Here’s a short, two-minute video where Thiel is basically just spreading the Good News about Henry George, wherin he says that housing markets in anglosphere countries are a NIMBY catastrophe which has been “a massive hit to the lower-middle class and to young people”.
Thiel’s georgism ties into some broader ideas about a broken “inter-generational compact”, whereby the boomer generation has unjustly stolen from younger generations via housing scarcity pushing up rents, via ever-growing medicare / social-security spending and growing government debt, via shutting down technological progress in favor of safetyism, via a “corrupt” higher-education system that charges ever-higher tuition and not providing good enough value for money, and various other means.

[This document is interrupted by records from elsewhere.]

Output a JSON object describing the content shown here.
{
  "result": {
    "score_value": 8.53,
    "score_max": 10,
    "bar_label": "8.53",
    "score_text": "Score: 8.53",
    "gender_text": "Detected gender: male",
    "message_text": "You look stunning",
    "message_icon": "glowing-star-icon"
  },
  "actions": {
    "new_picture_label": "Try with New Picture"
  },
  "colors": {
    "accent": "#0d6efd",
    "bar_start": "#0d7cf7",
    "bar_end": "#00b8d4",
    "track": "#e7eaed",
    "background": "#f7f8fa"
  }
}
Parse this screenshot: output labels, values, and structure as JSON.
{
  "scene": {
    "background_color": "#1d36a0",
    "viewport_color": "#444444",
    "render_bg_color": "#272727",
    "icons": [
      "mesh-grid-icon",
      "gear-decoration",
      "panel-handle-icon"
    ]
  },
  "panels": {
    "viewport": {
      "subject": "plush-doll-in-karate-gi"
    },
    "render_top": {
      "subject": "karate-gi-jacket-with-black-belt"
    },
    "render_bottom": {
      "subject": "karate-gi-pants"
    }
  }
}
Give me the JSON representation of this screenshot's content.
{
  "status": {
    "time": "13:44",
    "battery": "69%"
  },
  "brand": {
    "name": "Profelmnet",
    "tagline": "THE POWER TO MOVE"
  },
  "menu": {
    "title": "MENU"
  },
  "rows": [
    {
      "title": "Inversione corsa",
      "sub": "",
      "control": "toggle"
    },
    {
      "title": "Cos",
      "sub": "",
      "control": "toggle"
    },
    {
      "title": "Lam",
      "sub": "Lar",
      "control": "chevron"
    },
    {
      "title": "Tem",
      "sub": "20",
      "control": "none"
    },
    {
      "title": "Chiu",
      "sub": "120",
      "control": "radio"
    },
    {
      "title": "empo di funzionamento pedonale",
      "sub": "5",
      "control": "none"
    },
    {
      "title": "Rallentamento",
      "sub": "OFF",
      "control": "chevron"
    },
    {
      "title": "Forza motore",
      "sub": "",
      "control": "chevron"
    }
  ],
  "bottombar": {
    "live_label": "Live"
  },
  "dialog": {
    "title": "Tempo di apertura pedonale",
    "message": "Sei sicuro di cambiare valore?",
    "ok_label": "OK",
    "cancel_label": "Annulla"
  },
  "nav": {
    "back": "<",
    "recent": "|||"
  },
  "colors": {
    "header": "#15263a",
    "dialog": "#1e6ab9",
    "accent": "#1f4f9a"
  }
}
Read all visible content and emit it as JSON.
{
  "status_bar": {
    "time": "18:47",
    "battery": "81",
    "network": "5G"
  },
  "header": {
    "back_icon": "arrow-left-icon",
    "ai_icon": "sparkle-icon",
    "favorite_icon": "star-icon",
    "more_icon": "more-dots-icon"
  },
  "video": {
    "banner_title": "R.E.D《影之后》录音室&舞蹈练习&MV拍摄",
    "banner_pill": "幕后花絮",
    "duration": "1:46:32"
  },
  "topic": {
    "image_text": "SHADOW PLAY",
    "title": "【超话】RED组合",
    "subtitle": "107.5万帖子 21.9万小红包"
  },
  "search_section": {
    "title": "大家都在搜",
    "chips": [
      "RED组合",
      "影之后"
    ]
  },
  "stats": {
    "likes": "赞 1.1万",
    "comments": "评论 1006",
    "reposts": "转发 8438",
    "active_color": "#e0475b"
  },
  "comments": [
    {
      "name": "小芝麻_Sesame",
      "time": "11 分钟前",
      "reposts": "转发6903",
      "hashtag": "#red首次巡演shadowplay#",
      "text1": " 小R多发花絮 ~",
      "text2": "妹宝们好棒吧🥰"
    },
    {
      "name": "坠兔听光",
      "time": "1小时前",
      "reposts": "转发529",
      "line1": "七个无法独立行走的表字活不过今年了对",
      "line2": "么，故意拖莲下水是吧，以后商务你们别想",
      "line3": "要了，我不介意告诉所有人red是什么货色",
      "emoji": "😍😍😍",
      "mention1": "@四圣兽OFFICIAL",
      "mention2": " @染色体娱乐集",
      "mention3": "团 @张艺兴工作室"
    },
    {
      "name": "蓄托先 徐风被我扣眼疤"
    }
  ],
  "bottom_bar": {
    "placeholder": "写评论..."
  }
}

The cynical interpretation of this is that this is just a piece of his overall project to “make the world safe for capitalism”, which in turn is part of his overall selfish motivation: He realizes that young people are turning socialist because the capitalist system seems broken to them. It seems broken to them, not because ALL of capitalism is actually corrupt, but specifically because they are getting unjustly scammed by NIMBYism. So he figures that to save capitalism from being overthrown by angry millenials voting for Bernie, we need to make America YIMBY so that the system finally works for young people and they have a stake in the system. (This is broadly correct analysis IMO) Somewhere I remember Thiel explicitly explaining this (ie, saying “we need to repair the intergenerational compact so all these young people stop turning socialist”), but unfortunately I don’t remember where he said this so I don’t have a link.
So you could say, “Aha! It’s really just selfishness all the way down, the guy is basically voldemort.” But, idk… altruistically trying to save young people from the scourge of high housing prices seems like going pretty far out of your way if your motivations are entirely selfish. It seems much more straightforwardly motivated by caring about justice and about individual freedom, and wanting to create a utopian world of maximally meritocratic, dynamic capitalism rather than a world of stagnant rent-seeking that crushes individual human agency.